User's Manual

Note 7: Per-pin I/O types are provided in the Pin Functions section.

Note 8: VIH maximum voltage input must respect the VSUPPLY maximum voltage specification.

Note 9: The analog inputs to the ADC can be modeled as a series resistor to a capacitor. At a minimum the entire circuit,

including the source impedance for the signal driving the analog input should be designed to settle to within ¼ LSB within the

sampling window to match the performance of the ADC..

Note 10: Network time accuracy is a statistical measure and varies over the temperature range, reporting rate and the location

of the device relative to the manager in the network. See the Typical Performance Characteristics section for a more detailed

description.

Note 11: Code execution from flash banks being written or erased is suspended until completion of the flash operation.

Note 12: Guaranteed by design. Not production tested.

TYPICAL PERFORMANCE CHARACTERISTICS

Network motes typically route through at least two parents the traffic destined for the manager. The

supply current graphs shown in Figure 8 include a parameter called descendants. In these graphs the

term descendants is short for traffic-weighted descendants and refers to an amount of activity

equivalent to the number of descendants if all of the network traffic directed to the mote in question.
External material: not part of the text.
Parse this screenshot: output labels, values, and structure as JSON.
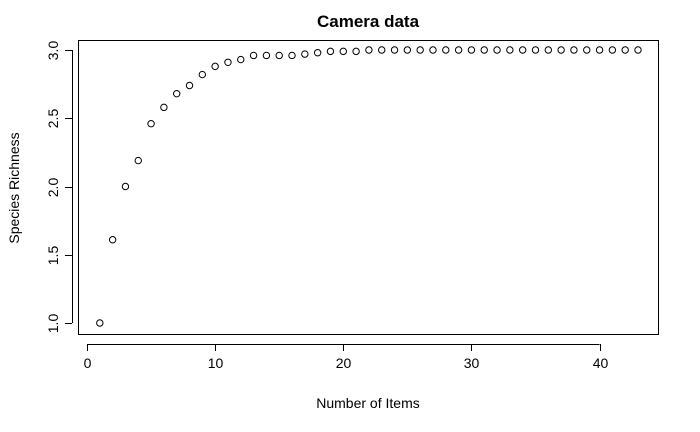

Generally the number of descendants of a parent is more typically 2x or more, than the number of

traffic-weighted descendants. For example, with reference to Figure 7, Network Graph mote P1 has 0.75

traffic-weighted descendants. To obtain this value notice that mote D1 routes half its packets through

mote P1 adding 0.5 to the traffic weighted descendant value; the other half of D1’s traffic is routed

through its other parent, P2. Mote D2 routes half its packets through mote D1 (the other half going

through parent P3), which we know routes half its packets to moteP1, adding another 0.25 to the traffic-

weighted descendant value for a total traffic-weighted descendant value of 0.75

As described in the Application Time Synchronization section, WSM2400 provides two mechanisms for

applications to maintain a time base across a network. The synchronization performance plots that

follow were generated using the more precise TIMEn input. Publishing rate is the rate a mote

application sends upstream data. Synchronization improves as the publishing rate increases. Baseline

synchronization performance is provided for a network operating with a publishing rate of zero. Actual

performance for applications in network will improve as publishing rates increase. All synchronization

testing was performed with the 1-hop mote inside a temperature chamber. Timing errors due to

temperature changes and temperature differences both between the manager and this mote and

between this mote and its descendants therefore propagated down through the network. The

synchronization of the 3-hop and 5-hop motes to the manager was then affected by the temperature

ramps even though they were at room temperature. For 2°C/minute testing the temperature chamber

was cycled between –40°C and 85°C at this rate for 24 hours. For 8°C/minute testing, the temperature

chamber was rapidly cycled between 85°C and 45°C for 8 hours, followed by rapid cycling between –5°C

and 45°C for 8 hours, and lastly, rapid cycling between –40°C and 15°C for 8 hours.